Akademik Veri Yönetim Sistemi
International Applied Mechanics, cilt.61, sa.1, ss.126-137, 2025 (ESCI)
The primary focus of this paper is to examine the effect of fluid viscosity on vibration that occurs when harmonic mechanical force is applied to a system consisting of a piezoelectric plate, a compressible viscous fluid, and a rigid wall. The exact equations of motion of the linear electro-elasticity theory for the piezoelectric materials are used to describe the plate motion. The plane-strain state of the plate is considered. The linearized Navier-Stokes equations for a compressible (barotropic) viscous fluid are used to describe the fluid flow, and the plane flow is taken into consideration.
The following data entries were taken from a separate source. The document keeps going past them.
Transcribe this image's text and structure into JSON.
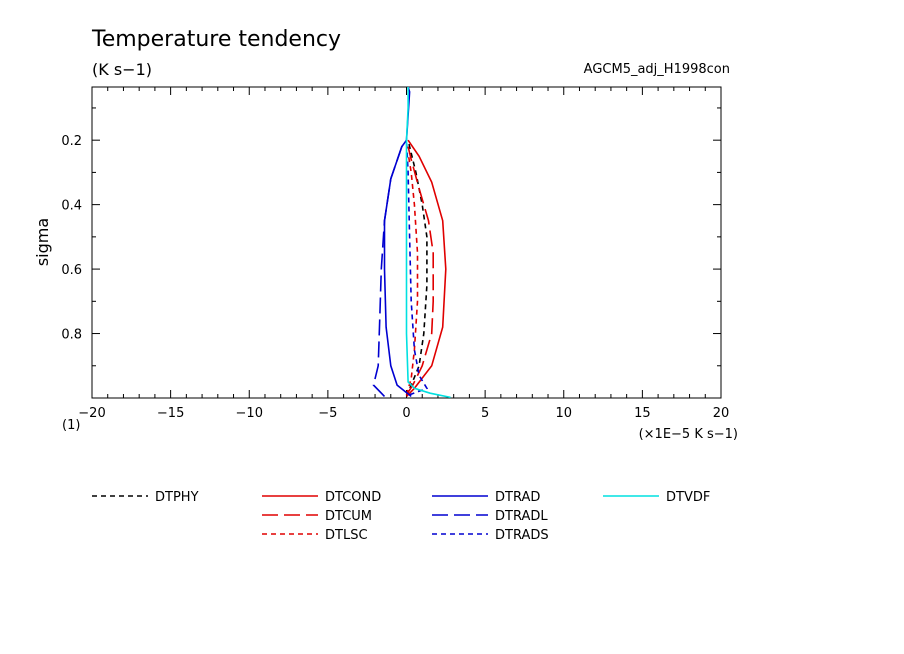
{
  "chart_data": {
    "type": "line",
    "title": "Temperature tendency",
    "subtitle": "(K s−1)",
    "run_label": "AGCM5_adj_H1998con",
    "ylabel": "sigma",
    "x_unit": "(×1E−5 K s−1)",
    "x_corner_label": "(1)",
    "xlim": [
      -20,
      20
    ],
    "ylim": [
      1.0,
      0.035
    ],
    "x_ticks": [
      -20,
      -15,
      -10,
      -5,
      0,
      5,
      10,
      15,
      20
    ],
    "x_tick_labels": [
      "−20",
      "−15",
      "−10",
      "−5",
      "0",
      "5",
      "10",
      "15",
      "20"
    ],
    "y_ticks": [
      0.2,
      0.4,
      0.6,
      0.8
    ],
    "y_tick_labels": [
      "0.2",
      "0.4",
      "0.6",
      "0.8"
    ],
    "legend_position": "bottom",
    "series": [
      {
        "name": "DTPHY",
        "color": "#000000",
        "dash": "short",
        "points": [
          [
            0.0,
            0.995
          ],
          [
            0.3,
            0.96
          ],
          [
            0.8,
            0.9
          ],
          [
            1.1,
            0.8
          ],
          [
            1.3,
            0.65
          ],
          [
            1.3,
            0.5
          ],
          [
            1.0,
            0.4
          ],
          [
            0.6,
            0.3
          ],
          [
            0.2,
            0.22
          ],
          [
            0.1,
            0.2
          ]
        ]
      },
      {
        "name": "DTCOND",
        "color": "#e00000",
        "dash": "solid",
        "points": [
          [
            0.0,
            0.995
          ],
          [
            0.5,
            0.97
          ],
          [
            1.6,
            0.9
          ],
          [
            2.3,
            0.78
          ],
          [
            2.5,
            0.6
          ],
          [
            2.3,
            0.45
          ],
          [
            1.6,
            0.33
          ],
          [
            0.8,
            0.25
          ],
          [
            0.1,
            0.2
          ]
        ]
      },
      {
        "name": "DTCUM",
        "color": "#e00000",
        "dash": "long",
        "points": [
          [
            0.0,
            0.99
          ],
          [
            0.4,
            0.96
          ],
          [
            1.0,
            0.9
          ],
          [
            1.6,
            0.8
          ],
          [
            1.7,
            0.7
          ],
          [
            1.7,
            0.55
          ],
          [
            1.4,
            0.45
          ],
          [
            0.8,
            0.35
          ],
          [
            0.3,
            0.26
          ],
          [
            0.1,
            0.22
          ]
        ]
      },
      {
        "name": "DTLSC",
        "color": "#e00000",
        "dash": "short",
        "points": [
          [
            0.0,
            0.99
          ],
          [
            0.3,
            0.94
          ],
          [
            0.5,
            0.85
          ],
          [
            0.7,
            0.7
          ],
          [
            0.7,
            0.55
          ],
          [
            0.5,
            0.4
          ],
          [
            0.3,
            0.3
          ],
          [
            0.1,
            0.24
          ]
        ]
      },
      {
        "name": "DTRAD",
        "color": "#0000d0",
        "dash": "solid",
        "points": [
          [
            0.3,
            0.995
          ],
          [
            -0.6,
            0.96
          ],
          [
            -1.0,
            0.9
          ],
          [
            -1.3,
            0.78
          ],
          [
            -1.4,
            0.6
          ],
          [
            -1.4,
            0.45
          ],
          [
            -1.0,
            0.32
          ],
          [
            -0.3,
            0.22
          ],
          [
            0.0,
            0.2
          ],
          [
            0.2,
            0.05
          ],
          [
            0.1,
            0.035
          ]
        ]
      },
      {
        "name": "DTRADL",
        "color": "#0000d0",
        "dash": "long",
        "points": [
          [
            -1.4,
            0.995
          ],
          [
            -2.1,
            0.96
          ],
          [
            -1.8,
            0.9
          ],
          [
            -1.7,
            0.75
          ],
          [
            -1.6,
            0.6
          ],
          [
            -1.4,
            0.45
          ],
          [
            -1.0,
            0.32
          ],
          [
            -0.3,
            0.22
          ],
          [
            0.0,
            0.2
          ]
        ]
      },
      {
        "name": "DTRADS",
        "color": "#0000d0",
        "dash": "short",
        "points": [
          [
            0.2,
            0.99
          ],
          [
            1.3,
            0.97
          ],
          [
            0.8,
            0.93
          ],
          [
            0.5,
            0.85
          ],
          [
            0.3,
            0.7
          ],
          [
            0.2,
            0.5
          ],
          [
            0.1,
            0.3
          ],
          [
            0.0,
            0.2
          ]
        ]
      },
      {
        "name": "DTVDF",
        "color": "#00e0e0",
        "dash": "solid",
        "points": [
          [
            2.8,
            0.998
          ],
          [
            1.5,
            0.985
          ],
          [
            0.5,
            0.97
          ],
          [
            0.1,
            0.95
          ],
          [
            0.0,
            0.8
          ],
          [
            0.0,
            0.5
          ],
          [
            0.0,
            0.2
          ],
          [
            0.1,
            0.1
          ],
          [
            0.1,
            0.035
          ]
        ]
      }
    ]
  }
}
Equations corresponding to the problem are solved by applying the Fourier transform with respect to the space coordinate, which is on the coordinate axis directed along the plate-lying direction. The Fourier transforms are determined analytically, but the inverse transforms are computed numerically. Numerical results on the interface pressure are obtained for the PMN-PT and PZT-2 materials, and the results are discussed. According to these results, it is established that the fluid viscosity causes the increase in the amplitude of the interface normal stress and can also significantly affect the vibration phase at which the studied stress has its absolute minimum value. Furthermore, the electromechanical coupling effects of the plate material on the studied parameters are determined.